LOL - I forgot to include Xavier's name in the team. LOL. He is a normal split to pied WF. 

Thank you Roxy. I have a feeling Jedi will be a lot prettier when he is actually in condition. His feathers are so frayed right now and he is going through a moult. He also hates it in the quarantine area. He can hear the others but is all alone, poor baby. And since he isn't tame at all, the added stress of me just being in the room has him all out of sorts. :blink:


----------



## Leigh (Sep 21, 2011)

Gorgeous tiels but Jedi is amazing and Rook's color is so vibrant!


----------



## Dreamcatchers (Apr 17, 2011)

Thank you


----------



## RexiesMuM (Sep 7, 2011)

They are gorgeous hun !!!


----------



## DyArianna (Aug 7, 2011)

Wow! Very beautiful birds! Such vibrant colors! Question... do you have multi-generational show bird? I mean say you had a mom or dad that showed...and also maybe a baby or even a grandbaby of them in show too? Do show birds very often hatch show babies?


----------



## Dreamcatchers (Apr 17, 2011)

Thank you. 

DyArianna-

Currently, I have birds who are shown in two divisions. My novice birds are ones I personally produced - Cienna and Sunni (Father and Daughter). I have not produced any champions yet myself so I put my birds in the novice classes.

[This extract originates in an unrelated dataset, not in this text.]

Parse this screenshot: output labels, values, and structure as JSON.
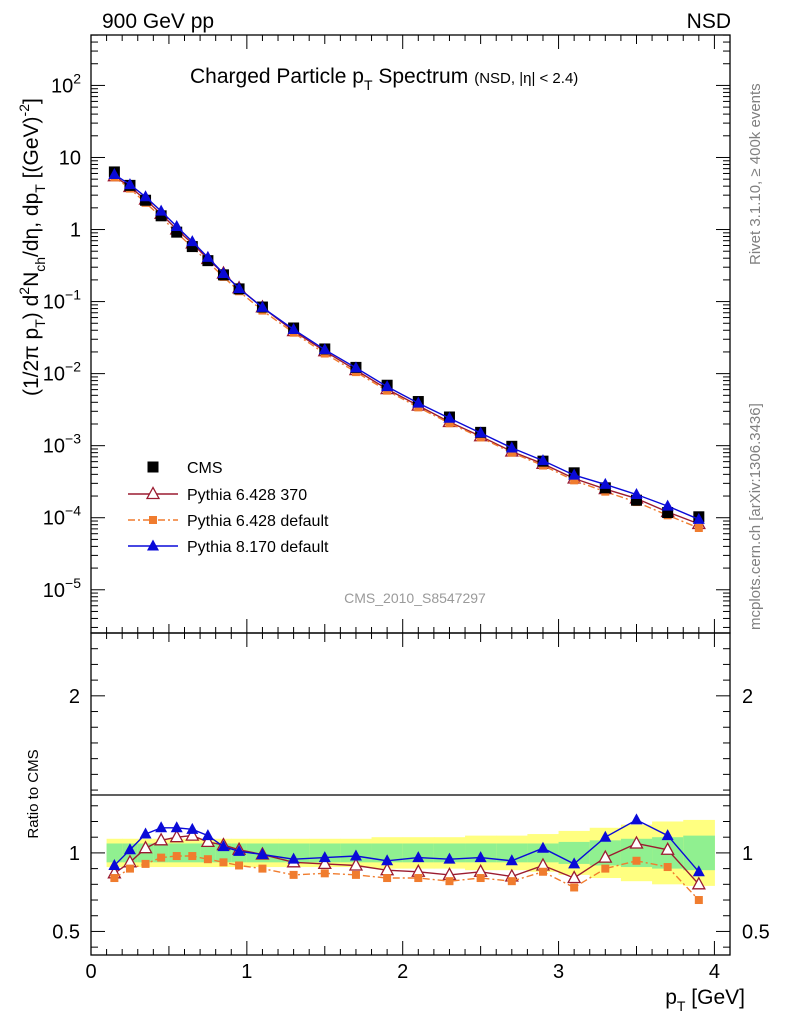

Then, in the Advanced birds (these are birds I did not produce myself but that I am showing and will add to my breeding program to improve my novice lines) I have the following.

Calum is the grandson of a Grand champion from Rock Hill Aviary in Texas. 

Confetti (who is not currently showing but will go out next year) is the great grandson of Grand Champion and NCS Supreme Hall of fame "Sunburst" the bird on this page- http://mapleleafaviaries.com/.

Rook, Rio, Mila are from Rock Hill Aviary. Mila and Rook are 1/2 brother and sister.

Spike and Xavier are from Mapleleaf Aviary. 

They are also out of multi generations of showing birds but don't have quite the background of Calum and Confetti.

The difference between Novice and Advanced is based on your personally produced birds. I will not show in advanced for quite a while because you must obtain several champions in novice before your birds can compete with the advanced breeders. Novice birds can beat advanced birds in a show but they first compete at their own level. Then, if they are in the top say 2 or 3, they can then be "moved up" to the advance bench at that show. There was one novice bird this weekend who ended up winning 8th on the advance bench.  Personally, I find its more fun to be a novice.


----------